Eventually, my constituents get around to me, and I say that when I have had meetings with Ministers, I have made the point that sections 61 and 62 of the Criminal Justice and Public Order Act 1994 do not actually work. We need to do something about that. In the past, Ministers have announced that they would have a consultation. The last time I talked to a Minister—my right hon. Friend the Member for Great Yarmouth (Brandon Lewis)—was six or seven years ago, and there was a consultation at that point. Although I welcome such a consultation, what is necessary for public confidence is action.

Relations between Travellers and the public would be much better if there was a precise way of dealing with the problem. Then we could get to the root of the problem which, as many hon. Members have said, is about education and health in the Traveller community. What we need is to give confidence to the police and the local authority so that they can take action efficiently and effectively, without too much cost, so that they are happy, my constituents are happy and we can start to deal with the nub of the problem, which is the under-achievement and so on in the Traveller community.

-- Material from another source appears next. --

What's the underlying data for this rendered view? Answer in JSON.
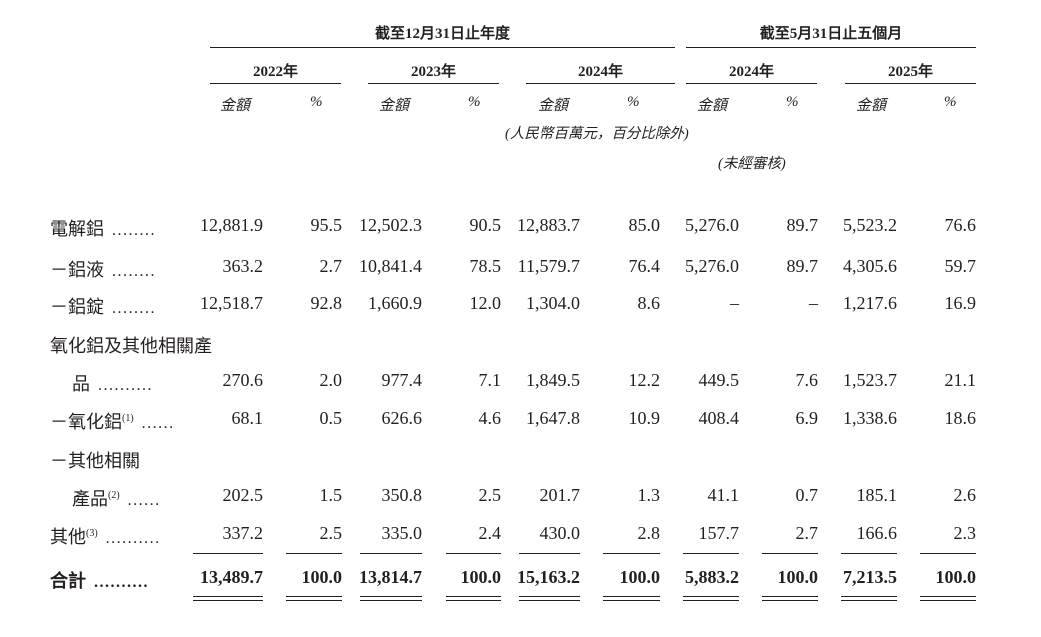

What we have at the moment is a total and utter mess. Confidence in law and order drops, confidence in the council drops, confidence in councillors drops and confidence in the Member of Parliament drops. The reality is that people feel very dissatisfied. In a world where it is sometimes difficult to persuade people to turn out to vote, if someone is behaving antisocially at the bottom of their garden and we cannot do anything about it, they ask, “What’s the point?”

I hope that the Minister hears the message from today. First, we need a consultation which will receive plenty of advice—we have heard some good advice from colleagues today. Secondly, we need a timescale, because we do not want the issue to disappear into the Department for Communities and Local Government and never come out. Thirdly, as we have the joys of a two-year Session—we will not have a Queen’s Speech because of Brexit—we will have time to get legislation through. There is bound to be a criminal justice Bill, so let us use the opportunity and legislate.